Question

A lamp consumes only $50\%$ of peak power in an AC circuit. What is the phase difference between the applied voltage and circuit current?
A. $\dfrac{\pi }{6}$
B. $\dfrac{\pi }{3}$
C. $\dfrac{\pi }{4}$
D. $\dfrac{\pi }{2}$

Answer 1

To solve this question, we need to use the concept of power in AC circuit in which power is dependent on RMS values of voltage and current as well as the power factor which is the cosine of the phase difference between voltage and current. We will also use the relation between RMS values and peak values of voltage and current to find our final answer which is the phase difference between the applied voltage and circuit current.

Formulas used:
$P = {V_{rms}}{I_{rms}}\cos \phi$,
where $P$ is power, ${V_{rms}}$ is RMS value of voltage, ${I_{rms}}$ is RMS value of current and $\cos \phi$ is the power factor where $\phi$ is the phase difference between voltage and current
${P_p} = \dfrac{{{V_p}{I_p}}}{2}$,
where ${P_p}$ is the peak power, ${V_p}$ is the peak voltage, ${I_p}$ is the peak current
${V_{rms}} = \dfrac{{{V_p}}}{{\sqrt 2 }}$,
where ${V_{rms}}$ is RMS value of voltage and ${V_p}$ is the peak voltage
${I_{rms}} = \dfrac{{{I_p}}}{{\sqrt 2 }}$,
where ${I_{rms}}$ is RMS value of current and ${I_p}$ is the peak current

Complete step by step answer:
Here, it is given that a lamp consumes only $50\%$ of peak power. Therefore, we can say that
$P = \dfrac{{{P_p}}}{2}$
We know that
$P = {V_{rms}}{I_{rms}}\cos \phi$
Using formulas,
${V_{rms}} = \dfrac{{{V_p}}}{{\sqrt 2 }}$ and ${I_{rms}} = \dfrac{{{I_p}}}{{\sqrt 2 }}$ , and ${P_p} = \dfrac{{{V_p}{I_p}}}{2}$
$P = \dfrac{{{V_p}}}{{\sqrt 2 }} \times \dfrac{{{I_p}}}{{\sqrt 2 }} \times \cos \phi = {P_p}\cos \phi$
But , here it is given that
$P = \dfrac{{{P_p}}}{2}$
Therefore, we get
$\dfrac{{{P_p}}}{2} = {P_p}\cos \phi \\\ \Rightarrow \cos \phi = \dfrac{1}{2} \\\ \Rightarrow \phi = {\cos ^{ - 1}}\left( {\dfrac{1}{2}} \right) \\\ \therefore \phi = \dfrac{\pi }{3} \\\$
Thus, the phase difference between the applied voltage and circuit current when a lamp consumes only $50\%$ of peak power in an AC circuit is $\dfrac{\pi }{3}$ .

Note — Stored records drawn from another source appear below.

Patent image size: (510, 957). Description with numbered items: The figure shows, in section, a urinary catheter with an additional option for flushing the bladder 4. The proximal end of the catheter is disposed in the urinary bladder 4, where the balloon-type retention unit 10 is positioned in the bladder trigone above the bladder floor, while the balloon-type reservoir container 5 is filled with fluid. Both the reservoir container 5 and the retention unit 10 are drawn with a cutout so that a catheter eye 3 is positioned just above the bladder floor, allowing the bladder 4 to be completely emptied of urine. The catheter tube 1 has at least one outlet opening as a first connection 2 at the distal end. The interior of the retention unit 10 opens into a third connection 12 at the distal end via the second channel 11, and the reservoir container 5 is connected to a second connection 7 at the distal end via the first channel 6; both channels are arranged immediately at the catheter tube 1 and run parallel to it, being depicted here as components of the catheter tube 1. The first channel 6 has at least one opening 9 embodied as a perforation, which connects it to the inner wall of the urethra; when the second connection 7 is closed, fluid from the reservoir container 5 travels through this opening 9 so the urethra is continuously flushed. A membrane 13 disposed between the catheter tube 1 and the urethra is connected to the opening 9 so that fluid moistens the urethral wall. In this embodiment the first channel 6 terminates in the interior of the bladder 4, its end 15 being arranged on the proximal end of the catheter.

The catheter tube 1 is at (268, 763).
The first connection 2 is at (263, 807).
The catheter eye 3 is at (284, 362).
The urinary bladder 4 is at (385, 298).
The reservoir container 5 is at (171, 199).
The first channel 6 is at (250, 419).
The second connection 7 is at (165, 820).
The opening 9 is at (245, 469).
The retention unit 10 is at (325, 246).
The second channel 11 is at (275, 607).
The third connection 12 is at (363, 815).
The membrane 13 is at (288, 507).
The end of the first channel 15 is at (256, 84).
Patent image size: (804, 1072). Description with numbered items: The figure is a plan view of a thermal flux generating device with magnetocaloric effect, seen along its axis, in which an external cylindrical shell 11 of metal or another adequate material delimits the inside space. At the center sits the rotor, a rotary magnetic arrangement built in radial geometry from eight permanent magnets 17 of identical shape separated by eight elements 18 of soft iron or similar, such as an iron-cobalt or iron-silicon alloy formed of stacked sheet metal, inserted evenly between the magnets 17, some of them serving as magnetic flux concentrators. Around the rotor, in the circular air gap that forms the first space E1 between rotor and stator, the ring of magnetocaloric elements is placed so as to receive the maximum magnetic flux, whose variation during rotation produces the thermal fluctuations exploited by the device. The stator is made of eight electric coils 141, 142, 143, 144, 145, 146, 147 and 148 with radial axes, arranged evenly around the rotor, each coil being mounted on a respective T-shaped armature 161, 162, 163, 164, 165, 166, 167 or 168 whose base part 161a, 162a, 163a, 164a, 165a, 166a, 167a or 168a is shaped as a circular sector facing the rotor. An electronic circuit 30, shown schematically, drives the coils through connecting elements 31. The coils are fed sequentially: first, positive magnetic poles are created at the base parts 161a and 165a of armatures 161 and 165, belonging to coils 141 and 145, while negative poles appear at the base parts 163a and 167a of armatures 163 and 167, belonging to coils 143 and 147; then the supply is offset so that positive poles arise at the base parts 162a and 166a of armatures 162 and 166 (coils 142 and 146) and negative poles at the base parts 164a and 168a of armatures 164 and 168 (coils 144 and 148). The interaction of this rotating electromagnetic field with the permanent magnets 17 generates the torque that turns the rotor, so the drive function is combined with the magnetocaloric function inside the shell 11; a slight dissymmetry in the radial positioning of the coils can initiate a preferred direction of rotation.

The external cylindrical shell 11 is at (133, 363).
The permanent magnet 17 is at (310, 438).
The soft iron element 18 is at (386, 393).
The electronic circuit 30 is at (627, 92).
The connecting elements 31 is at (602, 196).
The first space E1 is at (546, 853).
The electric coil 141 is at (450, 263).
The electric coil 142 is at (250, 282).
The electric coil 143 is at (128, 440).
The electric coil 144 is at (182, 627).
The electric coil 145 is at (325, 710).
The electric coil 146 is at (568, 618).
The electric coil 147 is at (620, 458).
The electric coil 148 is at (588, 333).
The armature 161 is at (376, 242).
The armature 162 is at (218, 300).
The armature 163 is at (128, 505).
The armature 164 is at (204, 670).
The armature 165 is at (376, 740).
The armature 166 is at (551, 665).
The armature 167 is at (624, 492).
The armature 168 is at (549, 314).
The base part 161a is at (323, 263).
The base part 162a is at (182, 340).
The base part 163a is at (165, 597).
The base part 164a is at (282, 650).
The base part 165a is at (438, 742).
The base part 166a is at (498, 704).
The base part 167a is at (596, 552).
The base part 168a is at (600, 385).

Hence, option B is the right answer.

Note: We have seen that power is dependent on RMS values of voltage and current as well as the power factor. There are two important cases: resistive circuit and capacitive circuit. In a resistive circuit, the circuit contains only pure resistance and hence there is no phase difference between voltage and current which means that $\phi = 0 \Rightarrow \cos \phi = 1$. Thus, there is maximum power dissipation in a resistive circuit.In capacitive circuit, the circuit contains only capacitor and hence the phase difference between voltage and current is ${90^0}$ which means that $\phi = \dfrac{\pi }{2} \Rightarrow \cos \phi = 0$. Thus, there is no power dissipation in the capacitive circuit.